After fitting the model, you will probably want to obtain predicted survival probabilities for each individual at several time points. This can be done through the function survpred_prclmm
, which takes as inputs the outputs of step 2 and step 3, alongside with the time points at which to compute the survival probabilities:
## id S(1) S(2) S(3)
## 1 1 0.4685893 0.1666528 0.08151238
## 2 2 0.7506514 0.5076432 0.38729468
## 3 3 0.7088022 0.4432699 0.32036642
## 4 4 0.5153831 0.2087025 0.11167056
## 5 5 0.6207733 0.3239896 0.20662124
## 6 6 0.5630938 0.2572870 0.14965965
To accurately quantify the predicted performance of the fitted PRC-LMM, we need to recur to some form of internal validation strategy (e.g., bootstrap, cross-validation, etc…).
In pencal
the internal validation is performed through a Cluster Bootstrap Optimism Correction Procedure (CBOCP) that allows to compute optimism-corrected estimates of the concordance (C) index and of the time-dependent AUC.

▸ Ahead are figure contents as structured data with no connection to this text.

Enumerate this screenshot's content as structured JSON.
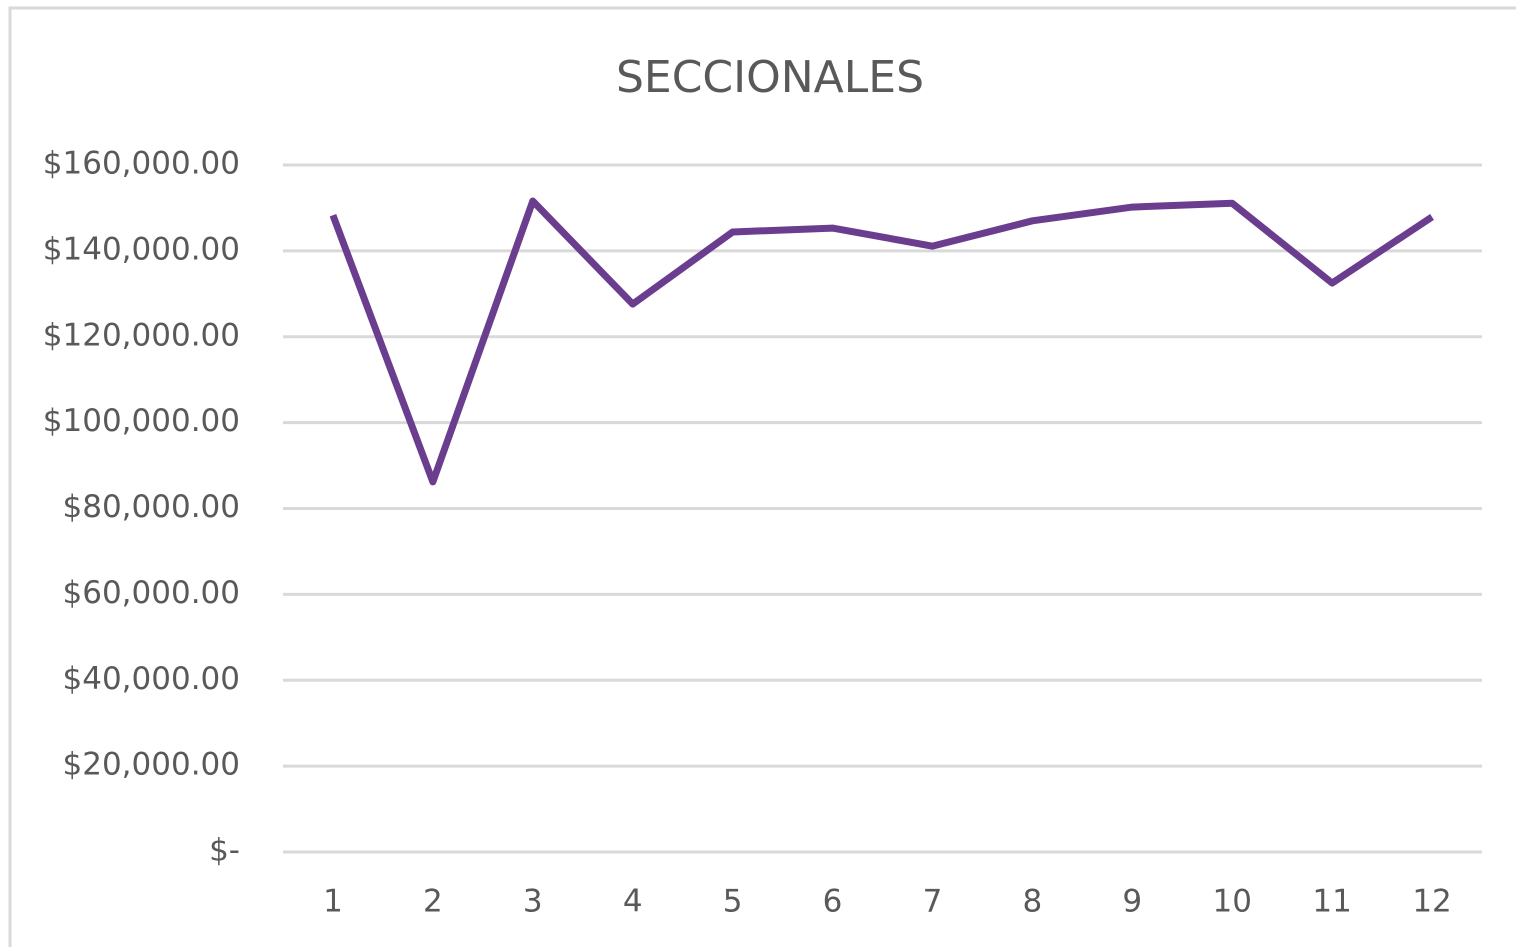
{
  "chart_data": {
    "type": "line",
    "title": "SECCIONALES",
    "categories": [
      "1",
      "2",
      "3",
      "4",
      "5",
      "6",
      "7",
      "8",
      "9",
      "10",
      "11",
      "12"
    ],
    "series": [
      {
        "name": "SECCIONALES",
        "color": "#6b3d8f",
        "values": [
          148300,
          86200,
          151600,
          127600,
          144400,
          145300,
          141100,
          147000,
          150200,
          151100,
          132500,
          147900
        ]
      }
    ],
    "ylim": [
      0,
      160000
    ],
    "yticks": [
      {
        "value": 0,
        "label": "$-"
      },
      {
        "value": 20000,
        "label": "$20,000.00"
      },
      {
        "value": 40000,
        "label": "$40,000.00"
      },
      {
        "value": 60000,
        "label": "$60,000.00"
      },
      {
        "value": 80000,
        "label": "$80,000.00"
      },
      {
        "value": 100000,
        "label": "$100,000.00"
      },
      {
        "value": 120000,
        "label": "$120,000.00"
      },
      {
        "value": 140000,
        "label": "$140,000.00"
      },
      {
        "value": 160000,
        "label": "$160,000.00"
      }
    ],
    "grid": true,
    "legend": false
  }
}
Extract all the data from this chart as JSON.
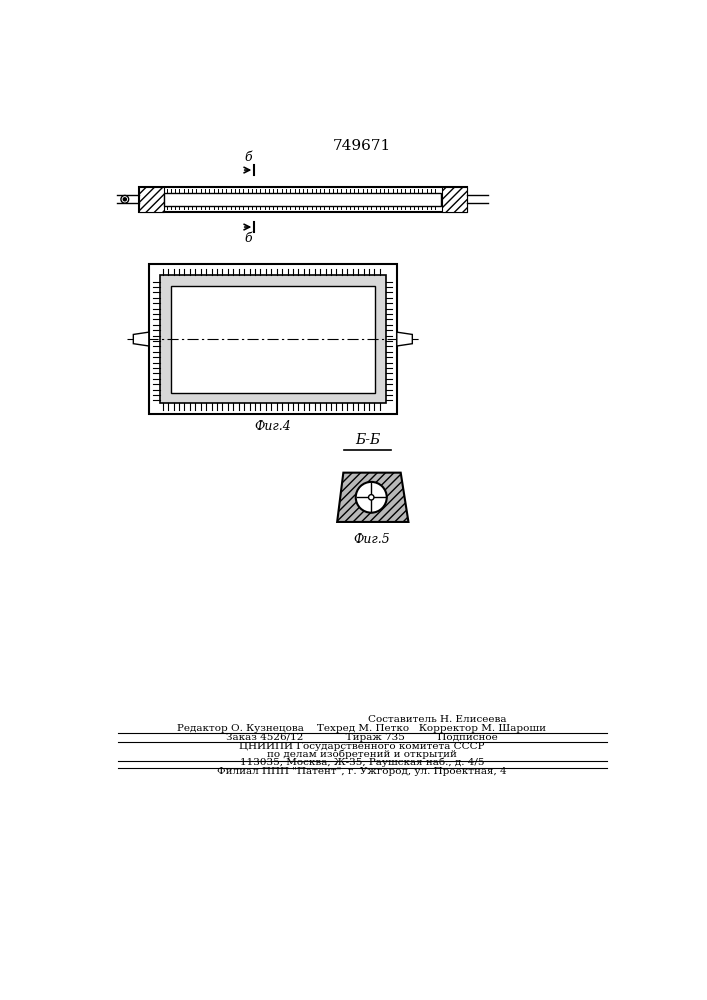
{
  "title": "749671",
  "bg_color": "#ffffff",
  "fig_label4": "Фиг.4",
  "fig_label5": "Фиг.5",
  "section_label": "Б-Б",
  "line_color": "#000000",
  "footer_lines": [
    "Составитель Н. Елисеева",
    "Редактор О. Кузнецова    Техред М. Петко   Корректор М. Шароши",
    "Заказ 4526/12             Тираж 735          Подписное",
    "ЦНИИПИ Государственного комитета СССР",
    "по делам изобретений и открытий",
    "113035, Москва, Ж-35, Раушская наб., д. 4/5",
    "Филиал ППП \"Патент\", г. Ужгород, ул. Проектная, 4"
  ]
}
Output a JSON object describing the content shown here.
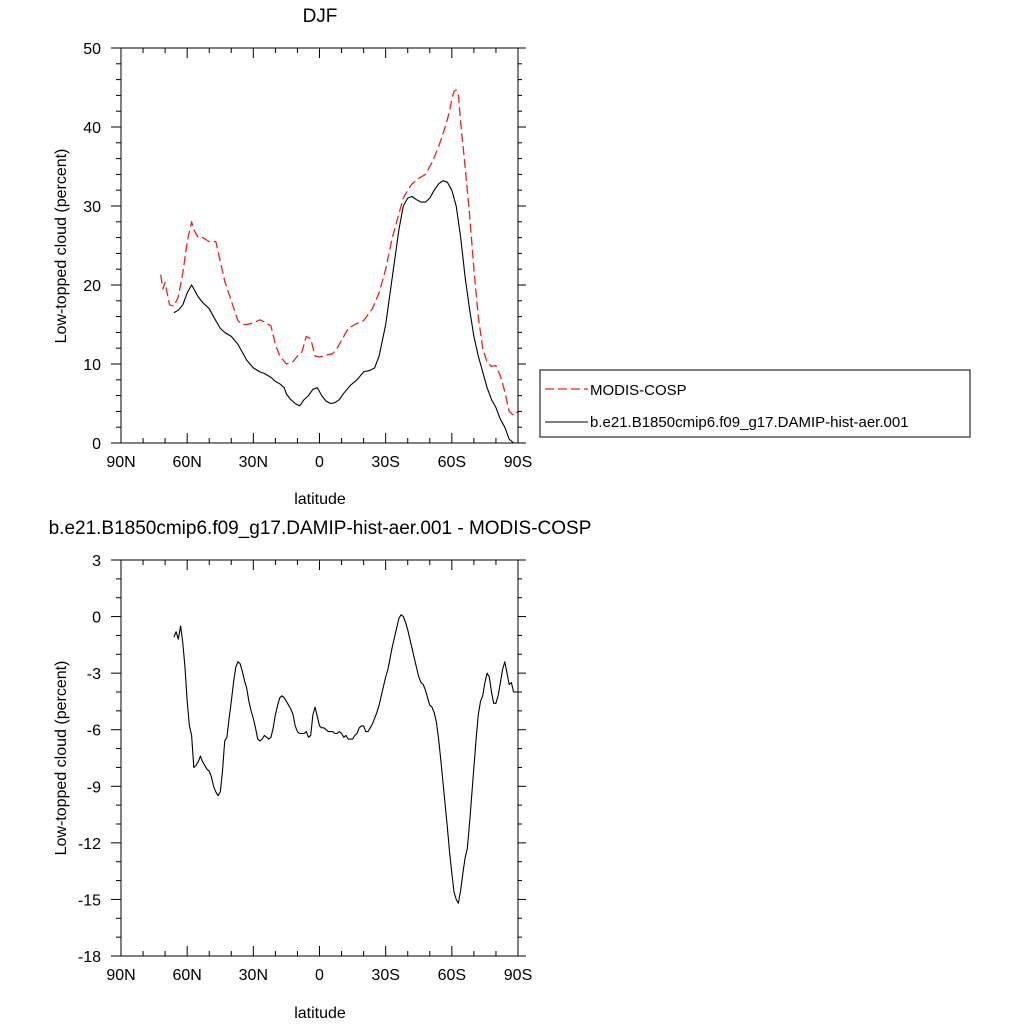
{
  "chart_data": [
    {
      "type": "line",
      "title": "DJF",
      "xlabel": "latitude",
      "ylabel": "Low-topped cloud (percent)",
      "xlim": [
        -90,
        90
      ],
      "ylim": [
        0,
        50
      ],
      "x_ticks": [
        -90,
        -60,
        -30,
        0,
        30,
        60,
        90
      ],
      "x_tick_labels": [
        "90N",
        "60N",
        "30N",
        "0",
        "30S",
        "60S",
        "90S"
      ],
      "y_ticks": [
        0,
        10,
        20,
        30,
        40,
        50
      ],
      "y_tick_labels": [
        "0",
        "10",
        "20",
        "30",
        "40",
        "50"
      ],
      "grid": false,
      "legend_position": "right",
      "series": [
        {
          "name": "MODIS-COSP",
          "style": "dashed",
          "color": "#e8241f",
          "x": [
            -72,
            -71,
            -70,
            -68,
            -66,
            -64,
            -62,
            -60,
            -58,
            -57,
            -55,
            -53,
            -50,
            -47,
            -45,
            -43,
            -40,
            -37,
            -35,
            -33,
            -30,
            -27,
            -25,
            -22,
            -20,
            -18,
            -15,
            -12,
            -10,
            -8,
            -6,
            -4,
            -2,
            0,
            2,
            4,
            6,
            8,
            10,
            13,
            16,
            20,
            24,
            27,
            30,
            33,
            36,
            38,
            40,
            42,
            45,
            48,
            51,
            54,
            57,
            59,
            60,
            61,
            62,
            63,
            64,
            66,
            68,
            70,
            72,
            74,
            76,
            78,
            80,
            82,
            84,
            86,
            88,
            90
          ],
          "y": [
            21.3,
            19.5,
            20.3,
            17.5,
            17.3,
            18.5,
            21.5,
            25.5,
            28.0,
            27.0,
            26.0,
            26.0,
            25.5,
            25.5,
            23.0,
            20.5,
            18.0,
            15.5,
            15.0,
            15.0,
            15.2,
            15.6,
            15.3,
            14.8,
            12.5,
            11.0,
            10.0,
            10.3,
            11.0,
            11.5,
            13.5,
            13.2,
            11.0,
            10.9,
            11.0,
            11.2,
            11.3,
            12.0,
            13.0,
            14.5,
            15.0,
            15.5,
            17.0,
            19.0,
            22.0,
            26.0,
            29.0,
            31.0,
            32.0,
            32.8,
            33.5,
            34.0,
            35.5,
            37.5,
            40.0,
            42.0,
            43.5,
            44.5,
            44.7,
            44.0,
            40.5,
            35.0,
            29.0,
            22.0,
            16.0,
            12.0,
            10.2,
            9.7,
            9.8,
            8.5,
            6.5,
            4.0,
            3.5,
            4.0
          ]
        },
        {
          "name": "b.e21.B1850cmip6.f09_g17.DAMIP-hist-aer.001",
          "style": "solid",
          "color": "#000000",
          "x": [
            -66,
            -64,
            -62,
            -60,
            -58,
            -57,
            -55,
            -53,
            -50,
            -47,
            -45,
            -43,
            -40,
            -37,
            -35,
            -33,
            -30,
            -27,
            -25,
            -22,
            -20,
            -18,
            -16,
            -15,
            -13,
            -11,
            -9,
            -7,
            -5,
            -3,
            -1,
            0,
            1,
            3,
            5,
            7,
            9,
            11,
            14,
            17,
            20,
            23,
            25,
            27,
            30,
            33,
            36,
            38,
            40,
            42,
            44,
            46,
            48,
            50,
            52,
            54,
            56,
            58,
            60,
            62,
            64,
            66,
            68,
            70,
            72,
            74,
            76,
            78,
            80,
            82,
            84,
            86,
            88,
            90
          ],
          "y": [
            16.5,
            16.8,
            17.5,
            19.0,
            20.0,
            19.5,
            18.5,
            17.8,
            17.0,
            15.5,
            14.5,
            14.0,
            13.5,
            12.5,
            11.5,
            10.5,
            9.5,
            9.0,
            8.8,
            8.3,
            7.8,
            7.5,
            7.0,
            6.2,
            5.5,
            5.0,
            4.7,
            5.5,
            6.0,
            6.8,
            7.0,
            6.5,
            6.0,
            5.3,
            5.0,
            5.1,
            5.5,
            6.3,
            7.3,
            8.0,
            9.0,
            9.2,
            9.5,
            11.0,
            15.0,
            21.0,
            27.0,
            30.0,
            31.0,
            31.2,
            30.8,
            30.5,
            30.5,
            31.0,
            32.0,
            32.8,
            33.2,
            33.0,
            32.0,
            30.0,
            26.0,
            21.0,
            17.0,
            13.5,
            11.0,
            9.0,
            7.0,
            5.5,
            4.5,
            3.0,
            2.0,
            0.5,
            0.0,
            0.0
          ]
        }
      ]
    },
    {
      "type": "line",
      "title": "b.e21.B1850cmip6.f09_g17.DAMIP-hist-aer.001 - MODIS-COSP",
      "xlabel": "latitude",
      "ylabel": "Low-topped cloud (percent)",
      "xlim": [
        -90,
        90
      ],
      "ylim": [
        -18,
        3
      ],
      "x_ticks": [
        -90,
        -60,
        -30,
        0,
        30,
        60,
        90
      ],
      "x_tick_labels": [
        "90N",
        "60N",
        "30N",
        "0",
        "30S",
        "60S",
        "90S"
      ],
      "y_ticks": [
        -18,
        -15,
        -12,
        -9,
        -6,
        -3,
        0,
        3
      ],
      "y_tick_labels": [
        "-18",
        "-15",
        "-12",
        "-9",
        "-6",
        "-3",
        "0",
        "3"
      ],
      "grid": false,
      "series": [
        {
          "style": "solid",
          "color": "#000000",
          "x": [
            -66,
            -65,
            -64,
            -63,
            -62,
            -61,
            -60,
            -59,
            -58,
            -57,
            -56,
            -55,
            -54,
            -53,
            -52,
            -51,
            -50,
            -49,
            -48,
            -47,
            -46,
            -45,
            -44,
            -43,
            -42,
            -41,
            -40,
            -39,
            -38,
            -37,
            -36,
            -35,
            -34,
            -33,
            -32,
            -31,
            -30,
            -29,
            -28,
            -27,
            -26,
            -25,
            -24,
            -23,
            -22,
            -21,
            -20,
            -19,
            -18,
            -17,
            -16,
            -15,
            -14,
            -13,
            -12,
            -11,
            -10,
            -9,
            -8,
            -7,
            -6,
            -5,
            -4,
            -3,
            -2,
            -1,
            0,
            1,
            2,
            3,
            4,
            5,
            6,
            7,
            8,
            9,
            10,
            11,
            12,
            13,
            14,
            15,
            16,
            17,
            18,
            19,
            20,
            21,
            22,
            23,
            24,
            25,
            26,
            27,
            28,
            29,
            30,
            31,
            32,
            33,
            34,
            35,
            36,
            37,
            38,
            39,
            40,
            41,
            42,
            43,
            44,
            45,
            46,
            47,
            48,
            49,
            50,
            51,
            52,
            53,
            54,
            55,
            56,
            57,
            58,
            59,
            60,
            61,
            62,
            63,
            64,
            65,
            66,
            67,
            68,
            69,
            70,
            71,
            72,
            73,
            74,
            75,
            76,
            77,
            78,
            79,
            80,
            81,
            82,
            83,
            84,
            85,
            86,
            87,
            88,
            89,
            90
          ],
          "y": [
            -1.1,
            -0.8,
            -1.2,
            -0.5,
            -1.4,
            -2.7,
            -4.5,
            -5.8,
            -6.3,
            -8.0,
            -7.9,
            -7.7,
            -7.4,
            -7.7,
            -7.9,
            -8.1,
            -8.2,
            -8.5,
            -9.0,
            -9.3,
            -9.5,
            -9.3,
            -8.2,
            -6.6,
            -6.4,
            -5.4,
            -4.5,
            -3.5,
            -2.7,
            -2.4,
            -2.5,
            -2.9,
            -3.4,
            -3.8,
            -4.5,
            -5.0,
            -5.4,
            -5.9,
            -6.5,
            -6.6,
            -6.5,
            -6.3,
            -6.4,
            -6.5,
            -6.4,
            -5.9,
            -5.2,
            -4.7,
            -4.3,
            -4.2,
            -4.3,
            -4.5,
            -4.7,
            -4.9,
            -5.2,
            -5.8,
            -6.1,
            -6.2,
            -6.2,
            -6.2,
            -6.1,
            -6.4,
            -6.3,
            -5.2,
            -4.8,
            -5.3,
            -5.8,
            -5.9,
            -5.9,
            -6.0,
            -6.1,
            -6.1,
            -6.1,
            -6.2,
            -6.2,
            -6.1,
            -6.2,
            -6.4,
            -6.3,
            -6.5,
            -6.5,
            -6.5,
            -6.3,
            -6.2,
            -5.9,
            -5.8,
            -5.8,
            -6.1,
            -6.1,
            -5.9,
            -5.7,
            -5.4,
            -5.1,
            -4.7,
            -4.2,
            -3.7,
            -3.2,
            -2.8,
            -2.2,
            -1.6,
            -1.1,
            -0.6,
            -0.1,
            0.1,
            0.0,
            -0.3,
            -0.7,
            -1.2,
            -1.7,
            -2.2,
            -2.7,
            -3.2,
            -3.5,
            -3.6,
            -3.9,
            -4.3,
            -4.7,
            -4.8,
            -5.1,
            -5.6,
            -6.5,
            -7.6,
            -8.8,
            -10.0,
            -11.2,
            -12.5,
            -13.6,
            -14.6,
            -15.0,
            -15.2,
            -14.5,
            -13.6,
            -12.8,
            -12.3,
            -11.0,
            -9.5,
            -8.0,
            -6.5,
            -5.2,
            -4.5,
            -4.2,
            -3.5,
            -3.0,
            -3.2,
            -4.0,
            -4.6,
            -4.6,
            -4.2,
            -3.5,
            -2.8,
            -2.4,
            -3.0,
            -3.6,
            -3.5,
            -4.0,
            -4.0,
            -4.0
          ]
        }
      ]
    }
  ]
}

Most of the steps that the CBOCP requires are directly computed by the functions fit_lmms
, summarize_lmms
and fit_prclmm
whenever the argument n.boots
of fit_lmms
is set equal to an integer > 0 (in other words: most of the computations needed for the CBOCP have already been performed in the code chunks executed above, so we are almost done!).
To gather the results of the CBOCP we can use the function performance_prclmm
:
## Computation of optimism correction started
## This computation will be run in parallel, using 2 cores
## Computation of the optimism correction: finished :)
## n.boots C.naive cb.opt.corr C.adjusted
## 1 10 0.7855 -0.0397 0.7458
## pred.time tdAUC.naive cb.opt.corr tdAUC.adjusted
## 1 1 0.8874 -0.0386 0.8488
## 2 2 0.8337 -0.0442 0.7895
## 3 3 0.8303 -0.0674 0.7629
From the results above we can see that:
The aim of this vignette is to provide a quick-start introduction to the R
package pencal
. Here I have focused my attention on the fundamental aspects that one needs to use the package.
Further details, functions and examples can be found in the manual of the package.